Bukannya Anin tidak peduli betulan pada sahabatnya, masalahnya adalah Anin betul-betul tidak paham dengan jalan pikiran Caca yang absurd. Sahabatnya ini sudah dua minggu selalu datang ke apartemennya semenjak kakak tirinya pindah ke sini.

Alasannya tentu saja karena dia ingin mendekati Rangga, si manusia kaku bak kabel baru beli itu. Anin padahal sudah mewanti-wanti Caca bahwa usahanya akan sia-sia. Sekali lihat saja, Anin sudah tahu bahwa Rangga bukan tipe orang yang mudah didekati.

Ia terlalu pendiam, bukan pendiam karena pemalu. Tersenyum saja jarang ia lakukan, pokoknya Anin gak suka sama lagaknya yang sok cool itu!
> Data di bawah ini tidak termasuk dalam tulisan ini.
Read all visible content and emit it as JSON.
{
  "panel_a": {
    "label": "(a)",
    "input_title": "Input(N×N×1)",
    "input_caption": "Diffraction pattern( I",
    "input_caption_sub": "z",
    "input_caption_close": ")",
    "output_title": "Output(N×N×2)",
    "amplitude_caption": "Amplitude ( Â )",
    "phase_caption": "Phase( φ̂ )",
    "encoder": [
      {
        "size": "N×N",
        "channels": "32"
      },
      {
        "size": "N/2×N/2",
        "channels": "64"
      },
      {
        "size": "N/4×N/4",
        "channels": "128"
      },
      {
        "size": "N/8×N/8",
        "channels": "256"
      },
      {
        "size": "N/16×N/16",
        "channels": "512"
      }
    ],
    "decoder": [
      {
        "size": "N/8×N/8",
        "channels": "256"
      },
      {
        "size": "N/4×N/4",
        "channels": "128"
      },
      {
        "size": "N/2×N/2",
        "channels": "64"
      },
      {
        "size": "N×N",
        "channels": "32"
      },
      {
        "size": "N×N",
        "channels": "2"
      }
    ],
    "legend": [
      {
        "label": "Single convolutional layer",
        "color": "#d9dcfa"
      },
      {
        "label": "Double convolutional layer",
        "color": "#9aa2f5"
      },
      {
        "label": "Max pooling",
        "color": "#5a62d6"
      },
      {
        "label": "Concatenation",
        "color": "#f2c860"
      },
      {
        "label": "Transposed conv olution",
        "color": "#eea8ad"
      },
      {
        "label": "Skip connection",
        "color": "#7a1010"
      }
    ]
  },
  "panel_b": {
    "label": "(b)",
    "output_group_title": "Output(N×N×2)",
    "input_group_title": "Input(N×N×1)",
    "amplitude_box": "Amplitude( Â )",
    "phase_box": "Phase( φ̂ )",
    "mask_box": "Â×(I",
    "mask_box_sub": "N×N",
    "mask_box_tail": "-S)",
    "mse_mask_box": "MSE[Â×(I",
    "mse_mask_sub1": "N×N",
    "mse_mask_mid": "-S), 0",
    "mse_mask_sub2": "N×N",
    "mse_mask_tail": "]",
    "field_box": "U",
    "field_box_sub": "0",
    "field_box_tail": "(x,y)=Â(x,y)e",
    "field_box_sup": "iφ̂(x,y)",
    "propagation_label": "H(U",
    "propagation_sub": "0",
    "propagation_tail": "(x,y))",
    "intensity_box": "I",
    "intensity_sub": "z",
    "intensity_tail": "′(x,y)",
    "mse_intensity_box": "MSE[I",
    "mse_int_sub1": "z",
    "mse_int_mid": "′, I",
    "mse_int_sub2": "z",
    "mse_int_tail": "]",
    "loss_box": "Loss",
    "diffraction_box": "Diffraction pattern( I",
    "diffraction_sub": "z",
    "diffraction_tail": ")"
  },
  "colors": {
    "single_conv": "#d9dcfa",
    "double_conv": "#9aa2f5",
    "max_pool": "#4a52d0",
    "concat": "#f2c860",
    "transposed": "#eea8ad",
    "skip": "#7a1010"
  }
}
"Masa dia cuekin gue yang udah cantik gini. Dia nanya, mau tampil dimana Mbak Caca pake baju adat?!"

Aku menyemburkan Macaroni yang belum sempat kukunyah, tertawa terbahak-bahak sambil sepenuhnya memperhatikan penampilan sahabatku. Caca benar, dia terlihat memukau, terlalu memukau dengan dress rancangan desainer yang motifnya mirip baju adat Jepara.

Caca cemberut, menggeplak paha Anin karena menertawakan dirinya.

"Lagian ngapain sih lo pake pakean begini, bener aja dia nanya lo mau tampil dimana haha.. " Anin masih tertawa, rasanya melihat wajah Caca lebih menghibur dibanding menonton peserta terbunuh yang ada di Squid Game.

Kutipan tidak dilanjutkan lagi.